The views of young people are an important factor when arrangements are being made which affect them. Because I am trained in child inclusive mediation I am able to offer young people the chance to have direct involvement, if they wish.
The objectives of child inclusive mediation are:-
- the opportunity for children to have a voice in practical decision making
- to allow young people to feel they understand better what is going on in their family and that they have been heard in the midst of the changes
- to allow parents a supported process to gain a fuller understanding of how separation feels for their children and what might make things easier
The building blocks of child inclusive mediation are:-
- it is for children aged 10 and over
- both parents need to agree
- the young person has a choice about whether to participate
- the young person has control over what, if anything, is fed back
One of the benefits of child inclusive mediation is that where young people have a voice in making arrangements, the arrangements tend to work better!
I was a divorce lawyer for 42 years. Clients often said they imagined I’d heard their story many times before. Actually, every story was different. Every separation is unique. Every separation is challenging. Some turn out well. Some don’t.
I was keen to help clients come through in good shape and to know what would make that more likely, what made the difference.
Any separation involves a major change in how each of you relate to yourself, your family and your friends. It changes who you think you are. It changes who you think your partner is. It changes how children see you as parents. It’s a seriously major transition.

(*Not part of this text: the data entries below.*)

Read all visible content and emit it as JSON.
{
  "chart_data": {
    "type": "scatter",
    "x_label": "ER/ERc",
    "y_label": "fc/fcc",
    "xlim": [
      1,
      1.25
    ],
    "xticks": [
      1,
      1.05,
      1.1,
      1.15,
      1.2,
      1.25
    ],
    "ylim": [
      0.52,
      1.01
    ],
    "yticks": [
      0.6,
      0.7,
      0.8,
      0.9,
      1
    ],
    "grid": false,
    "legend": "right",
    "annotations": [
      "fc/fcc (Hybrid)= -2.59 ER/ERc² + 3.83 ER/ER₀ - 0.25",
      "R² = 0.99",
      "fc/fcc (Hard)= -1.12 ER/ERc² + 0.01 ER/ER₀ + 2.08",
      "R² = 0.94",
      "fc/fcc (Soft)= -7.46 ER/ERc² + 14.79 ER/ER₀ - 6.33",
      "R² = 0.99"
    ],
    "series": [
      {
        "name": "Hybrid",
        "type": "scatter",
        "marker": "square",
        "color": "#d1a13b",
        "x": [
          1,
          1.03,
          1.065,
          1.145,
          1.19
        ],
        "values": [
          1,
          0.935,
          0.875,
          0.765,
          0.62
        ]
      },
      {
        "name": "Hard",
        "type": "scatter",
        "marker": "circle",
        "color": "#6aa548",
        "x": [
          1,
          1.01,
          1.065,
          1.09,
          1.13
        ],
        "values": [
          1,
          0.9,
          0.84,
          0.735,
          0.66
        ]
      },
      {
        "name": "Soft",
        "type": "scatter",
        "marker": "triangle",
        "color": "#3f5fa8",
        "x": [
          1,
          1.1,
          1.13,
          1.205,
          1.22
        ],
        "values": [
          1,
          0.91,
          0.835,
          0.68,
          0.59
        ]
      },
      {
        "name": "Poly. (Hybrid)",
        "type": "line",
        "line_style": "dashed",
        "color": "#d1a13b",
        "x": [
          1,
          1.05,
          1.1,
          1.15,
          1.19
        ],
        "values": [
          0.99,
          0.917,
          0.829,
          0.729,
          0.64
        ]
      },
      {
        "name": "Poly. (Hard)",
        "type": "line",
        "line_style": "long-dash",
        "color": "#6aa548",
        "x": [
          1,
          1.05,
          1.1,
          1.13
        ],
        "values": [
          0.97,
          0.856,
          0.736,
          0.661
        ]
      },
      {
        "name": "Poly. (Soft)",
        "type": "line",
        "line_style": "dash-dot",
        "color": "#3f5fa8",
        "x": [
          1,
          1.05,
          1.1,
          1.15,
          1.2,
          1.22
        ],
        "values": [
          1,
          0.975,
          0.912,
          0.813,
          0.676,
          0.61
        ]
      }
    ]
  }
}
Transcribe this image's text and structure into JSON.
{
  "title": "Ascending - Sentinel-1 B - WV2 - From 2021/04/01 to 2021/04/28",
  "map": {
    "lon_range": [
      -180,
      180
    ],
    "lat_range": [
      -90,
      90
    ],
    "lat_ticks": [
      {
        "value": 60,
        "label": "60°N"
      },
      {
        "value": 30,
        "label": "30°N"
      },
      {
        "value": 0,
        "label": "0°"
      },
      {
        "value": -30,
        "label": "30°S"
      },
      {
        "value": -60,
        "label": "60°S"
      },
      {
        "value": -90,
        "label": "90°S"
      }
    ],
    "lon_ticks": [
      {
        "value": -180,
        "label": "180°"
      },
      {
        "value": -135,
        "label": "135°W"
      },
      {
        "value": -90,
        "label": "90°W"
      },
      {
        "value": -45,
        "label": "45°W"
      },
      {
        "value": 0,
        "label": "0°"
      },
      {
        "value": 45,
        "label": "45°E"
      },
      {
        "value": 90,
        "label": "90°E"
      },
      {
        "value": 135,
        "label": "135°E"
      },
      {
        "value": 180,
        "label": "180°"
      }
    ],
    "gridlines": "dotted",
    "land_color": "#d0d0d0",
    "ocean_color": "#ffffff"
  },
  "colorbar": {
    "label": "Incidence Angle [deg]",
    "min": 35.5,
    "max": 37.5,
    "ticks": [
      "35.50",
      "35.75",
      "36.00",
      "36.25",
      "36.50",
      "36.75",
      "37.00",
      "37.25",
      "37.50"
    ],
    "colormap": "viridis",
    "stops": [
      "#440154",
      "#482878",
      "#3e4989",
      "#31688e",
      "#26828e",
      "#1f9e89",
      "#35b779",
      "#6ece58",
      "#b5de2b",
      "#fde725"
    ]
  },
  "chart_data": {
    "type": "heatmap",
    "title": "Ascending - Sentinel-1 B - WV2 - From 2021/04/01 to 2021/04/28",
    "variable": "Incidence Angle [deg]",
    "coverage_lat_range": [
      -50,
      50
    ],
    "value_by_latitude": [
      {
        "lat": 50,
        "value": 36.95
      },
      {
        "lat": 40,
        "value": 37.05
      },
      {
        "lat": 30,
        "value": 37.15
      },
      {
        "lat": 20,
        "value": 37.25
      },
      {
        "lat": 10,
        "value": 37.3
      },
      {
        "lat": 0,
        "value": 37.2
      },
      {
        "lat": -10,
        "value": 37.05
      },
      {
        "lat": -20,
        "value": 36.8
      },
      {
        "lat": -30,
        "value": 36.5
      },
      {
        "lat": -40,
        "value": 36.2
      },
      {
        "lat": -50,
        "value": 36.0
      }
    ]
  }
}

Sometimes a couple recognise they have grown apart. They can look back and accept they had happy times, agree they are no longer working as a couple and choose to separate and be good separated parents. They can help their children feel supported by both parents in two households.
However, quite often one partner decides the relationship doesn’t have a future at a point when the other is still working at it and expecting it to last. It’s usually helpful to try couple counselling if things are at that stage. Couple counsellors can help a couple check the pulse of the relationship and if it is past the point of no return, help make a separation more sustainable.
The biggest risk is if one or both partners start believing the only way to make sense of what is happening is to establish the other person was at fault. One reason that’s such a risk is it would mean any children involved end up with at least one ‘bad’ parent and possibly in the middle of a big fight to establish which parent that is. Fighting over who is more to blame usually leaves everyone bruised.
Accepting separation is a big challenge and recognising the sadness from the loss of the relationship both hoped for at the outset usually makes a better starting point for sorting things out in a more sustainable way, both emotionally and financially. In turn that brings emotional and financial benefit to the children.
If a separation has to happen, mediation can help you plan for a manageable future rather than getting stuck in the blame game about the past.